Databricks Community

JothyGanesan · ‎02-25-2025

We have streaming inputs coming from streaming tables and also the table from apply_changes.

In our target there is only one table which needs to be merged with all the sources. Each source provides different columns in our target table.

Challenge: Every source comes in different timeframe, there are chances where we can have even one-two days lag. But with the primary key we need to update only those specific new events data into the target table. So single table having multiple columns which needs to be updated by multiple sources.

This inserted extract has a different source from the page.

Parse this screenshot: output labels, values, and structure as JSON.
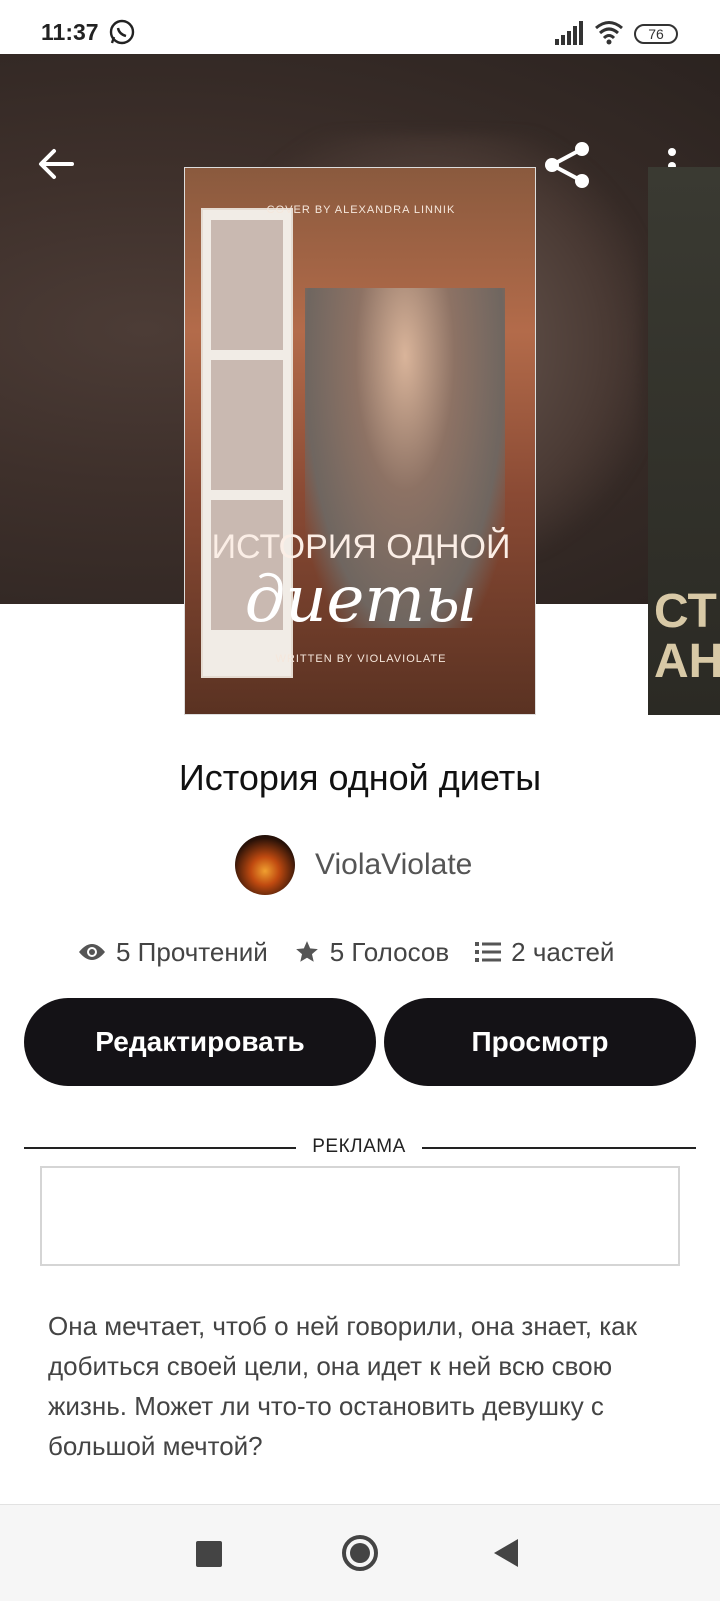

Difficulties faced: Full outer does not work as there are chances one of the events need not have any data at that point of join and we dont get any output from DLT full outer as watermark is not working.
SCD mode in apply_changes we could only retain the last option but column level updates we are not sure how to get it enabled.

Can anyone help on this streaming table design?

Alberto_Umana · ‎02-25-2025

Hello @JothyGanesan,

To handle the scenario where multiple sources update different columns of a single target table at different times, you can use the following approach to designing the streaming table:

Streaming Sources and Staging Tables: For each source, create separate streaming pipelines that write to individual staging tables. This ensures that each source's data is processed independently.
Delta Table and Merge Operation: Utilize the Delta table's MERGE operation to update the target table. The MERGE operation allows you to specify the conditions under which updates and insertions are made to the target table.
Use foreachBatch in Streaming Queries: Implement the streaming ingestion using Spark Structured Streaming with foreachBatch. This allows you to apply custom logic within each micro-batch, including the MERGE operation.
Watermarking for Latency Tolerance: Set appropriate watermarks on your streaming queries to handle the processing of late data and ensure data consistency.

Here’s an example code snippet:

import io.delta.tables._

val targetTable = DeltaTable.forPath(spark, "path/to/target/table")

def upsertToDelta(microBatchOutputDF: DataFrame, batchId: Long) {

targetTable.as("t")

.merge(

microBatchOutputDF.as("s"),

"s.primaryKey = t.primaryKey"

)

.whenMatched().updateAll()

.whenNotMatched().insertAll()

.execute()

}

source1StreamingDF.writeStream

.foreachBatch(upsertToDelta _)

.outputMode("update")

.start()

source2StreamingDF.writeStream

.foreachBatch(upsertToDelta _)

.outputMode("update")

.start()

Configuration: Ensure the streaming queries are correctly configured to handle processing at the desired intervals. For instance, using maxFilesPerTrigger or maxBytesPerTrigger to manage batch sizes effectively.
Handling Schema Changes: Ensure that the schema of the Delta table is managed properly, considering possible schema evolution.

View solution in original post

Alberto_Umana · ‎02-25-2025

Hello @JothyGanesan,

To handle the scenario where multiple sources update different columns of a single target table at different times, you can use the following approach to designing the streaming table:

Streaming Sources and Staging Tables: For each source, create separate streaming pipelines that write to individual staging tables. This ensures that each source's data is processed independently.
Delta Table and Merge Operation: Utilize the Delta table's MERGE operation to update the target table. The MERGE operation allows you to specify the conditions under which updates and insertions are made to the target table.
Use foreachBatch in Streaming Queries: Implement the streaming ingestion using Spark Structured Streaming with foreachBatch. This allows you to apply custom logic within each micro-batch, including the MERGE operation.
Watermarking for Latency Tolerance: Set appropriate watermarks on your streaming queries to handle the processing of late data and ensure data consistency.

Here’s an example code snippet:

import io.delta.tables._

val targetTable = DeltaTable.forPath(spark, "path/to/target/table")

def upsertToDelta(microBatchOutputDF: DataFrame, batchId: Long) {

targetTable.as("t")

.merge(

microBatchOutputDF.as("s"),

"s.primaryKey = t.primaryKey"

)

.whenMatched().updateAll()

.whenNotMatched().insertAll()

.execute()

}

source1StreamingDF.writeStream

.foreachBatch(upsertToDelta _)

.outputMode("update")

.start()

source2StreamingDF.writeStream

.foreachBatch(upsertToDelta _)

.outputMode("update")

.start()

Configuration: Ensure the streaming queries are correctly configured to handle processing at the desired intervals. For instance, using maxFilesPerTrigger or maxBytesPerTrigger to manage batch sizes effectively.
Handling Schema Changes: Ensure that the schema of the Delta table is managed properly, considering possible schema evolution.